Maud alternates between opening her mouth to talk and pinching it closed, while her eyes shine vibrantly. Finally, the words start spilling out. “Yesterday, out of nowhere, I hear a knock on the door. I had just come home from the salon, you know, and I wasn’t expecting visitors.”

I interject, “Your hair looks lovely today, by the way.”
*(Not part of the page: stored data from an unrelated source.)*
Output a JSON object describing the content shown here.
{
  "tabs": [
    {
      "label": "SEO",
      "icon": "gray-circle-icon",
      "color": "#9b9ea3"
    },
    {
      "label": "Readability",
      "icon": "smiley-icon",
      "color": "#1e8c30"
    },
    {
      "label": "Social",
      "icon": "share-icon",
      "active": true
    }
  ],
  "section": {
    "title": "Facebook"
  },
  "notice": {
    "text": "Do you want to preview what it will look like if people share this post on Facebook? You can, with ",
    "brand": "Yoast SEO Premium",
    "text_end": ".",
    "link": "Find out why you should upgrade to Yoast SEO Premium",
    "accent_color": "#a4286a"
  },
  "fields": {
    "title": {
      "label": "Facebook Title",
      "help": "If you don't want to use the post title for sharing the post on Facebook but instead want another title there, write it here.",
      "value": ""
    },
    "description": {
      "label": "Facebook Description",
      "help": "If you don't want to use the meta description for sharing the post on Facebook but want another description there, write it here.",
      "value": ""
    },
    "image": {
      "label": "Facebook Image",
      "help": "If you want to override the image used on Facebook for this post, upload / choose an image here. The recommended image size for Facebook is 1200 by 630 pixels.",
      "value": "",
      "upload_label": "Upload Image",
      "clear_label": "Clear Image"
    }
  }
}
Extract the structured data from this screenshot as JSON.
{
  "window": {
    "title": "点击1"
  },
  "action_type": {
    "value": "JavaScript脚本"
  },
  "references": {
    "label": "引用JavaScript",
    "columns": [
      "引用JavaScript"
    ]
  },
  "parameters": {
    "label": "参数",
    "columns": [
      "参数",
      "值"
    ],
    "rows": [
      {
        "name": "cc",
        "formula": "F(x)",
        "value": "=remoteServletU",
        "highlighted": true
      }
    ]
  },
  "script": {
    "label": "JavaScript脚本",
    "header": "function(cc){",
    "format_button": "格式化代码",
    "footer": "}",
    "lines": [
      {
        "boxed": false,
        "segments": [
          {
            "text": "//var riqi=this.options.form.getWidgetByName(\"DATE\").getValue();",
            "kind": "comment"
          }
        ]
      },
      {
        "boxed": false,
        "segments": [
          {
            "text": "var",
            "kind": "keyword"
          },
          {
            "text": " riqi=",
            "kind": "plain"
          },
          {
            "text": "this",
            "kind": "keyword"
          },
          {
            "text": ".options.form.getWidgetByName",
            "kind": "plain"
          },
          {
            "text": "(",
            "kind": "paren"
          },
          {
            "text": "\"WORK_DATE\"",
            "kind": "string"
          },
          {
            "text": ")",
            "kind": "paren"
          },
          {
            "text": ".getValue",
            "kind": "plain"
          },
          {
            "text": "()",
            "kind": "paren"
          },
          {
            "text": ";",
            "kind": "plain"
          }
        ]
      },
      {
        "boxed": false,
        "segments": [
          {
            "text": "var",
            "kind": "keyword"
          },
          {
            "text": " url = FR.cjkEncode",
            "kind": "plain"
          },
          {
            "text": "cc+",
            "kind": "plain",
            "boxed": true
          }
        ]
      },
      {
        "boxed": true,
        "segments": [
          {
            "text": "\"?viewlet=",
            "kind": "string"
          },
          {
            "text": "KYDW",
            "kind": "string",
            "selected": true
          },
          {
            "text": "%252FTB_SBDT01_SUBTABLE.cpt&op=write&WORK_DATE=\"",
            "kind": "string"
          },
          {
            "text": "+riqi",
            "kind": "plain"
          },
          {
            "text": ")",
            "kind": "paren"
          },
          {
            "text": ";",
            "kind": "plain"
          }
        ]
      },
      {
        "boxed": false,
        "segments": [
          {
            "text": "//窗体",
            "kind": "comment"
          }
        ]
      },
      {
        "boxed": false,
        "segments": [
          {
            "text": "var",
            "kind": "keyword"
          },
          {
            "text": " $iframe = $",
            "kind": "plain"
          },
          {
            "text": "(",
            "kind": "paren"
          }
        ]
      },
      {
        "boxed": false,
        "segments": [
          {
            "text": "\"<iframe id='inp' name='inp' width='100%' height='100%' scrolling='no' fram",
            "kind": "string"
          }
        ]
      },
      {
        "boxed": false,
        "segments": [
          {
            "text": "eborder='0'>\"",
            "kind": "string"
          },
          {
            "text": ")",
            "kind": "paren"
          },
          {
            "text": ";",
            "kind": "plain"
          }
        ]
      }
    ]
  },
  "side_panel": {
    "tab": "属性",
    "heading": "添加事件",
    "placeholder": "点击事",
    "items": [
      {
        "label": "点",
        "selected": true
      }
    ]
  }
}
Maud absently pats her hair as she paces. “Thank you, dear. Anyway, there is this man standing on the porch smiling at me with a wheelbarrow full of gardening tools behind him. I asked him if I could help him. I figured he was a neighbor needing to borrow a tool. He said he worked for Harry. He told me Harry sent him over to see if I wanted work done in my garden.” She throws her arms up in exasperation. “Can you believe that? How insulting. As if I couldn’t manage my own garden if I’d a mind to.”

Maud is nearly rustling up a whirlwind in the kitchen with the rate of her pacing, and I am enthralled by the drama.

“So what did you say?”

Maud stops and covers her mouth as though she’s afraid to say. “I was honestly speechless for a moment. Then I told him very sweetly that I appreciated the offer, but I didn’t need his help. I asked if he could give something to Harry for me to express my gratitude. I gave him my beautician’s card and my coupon for fifty percent off the next haircut.”

I puzzle on this for a minute. “But Maud, Harry is bald, isn’t he?”

Maud smiles her wide, mischievous smile. “Exactly.”

An image rises to my mind of Harry standing at his front door, scratching his bald head with one hand and staring uncertainly at the haircut coupon he holds in the other. “Hairless Harry Pickets,” I chuckle. Maud laughs with me. She laughs so hard she snorts. Then we both laugh until our faces hurt and I’m afraid I might pee my pants.

“Oh Maud,” I say. “You are a jewel, and you shine even brighter than your hair.”

Maud beams as she fluffs her hair. Then she pats my hand before finally opening one of Paco’s Loco Tacos.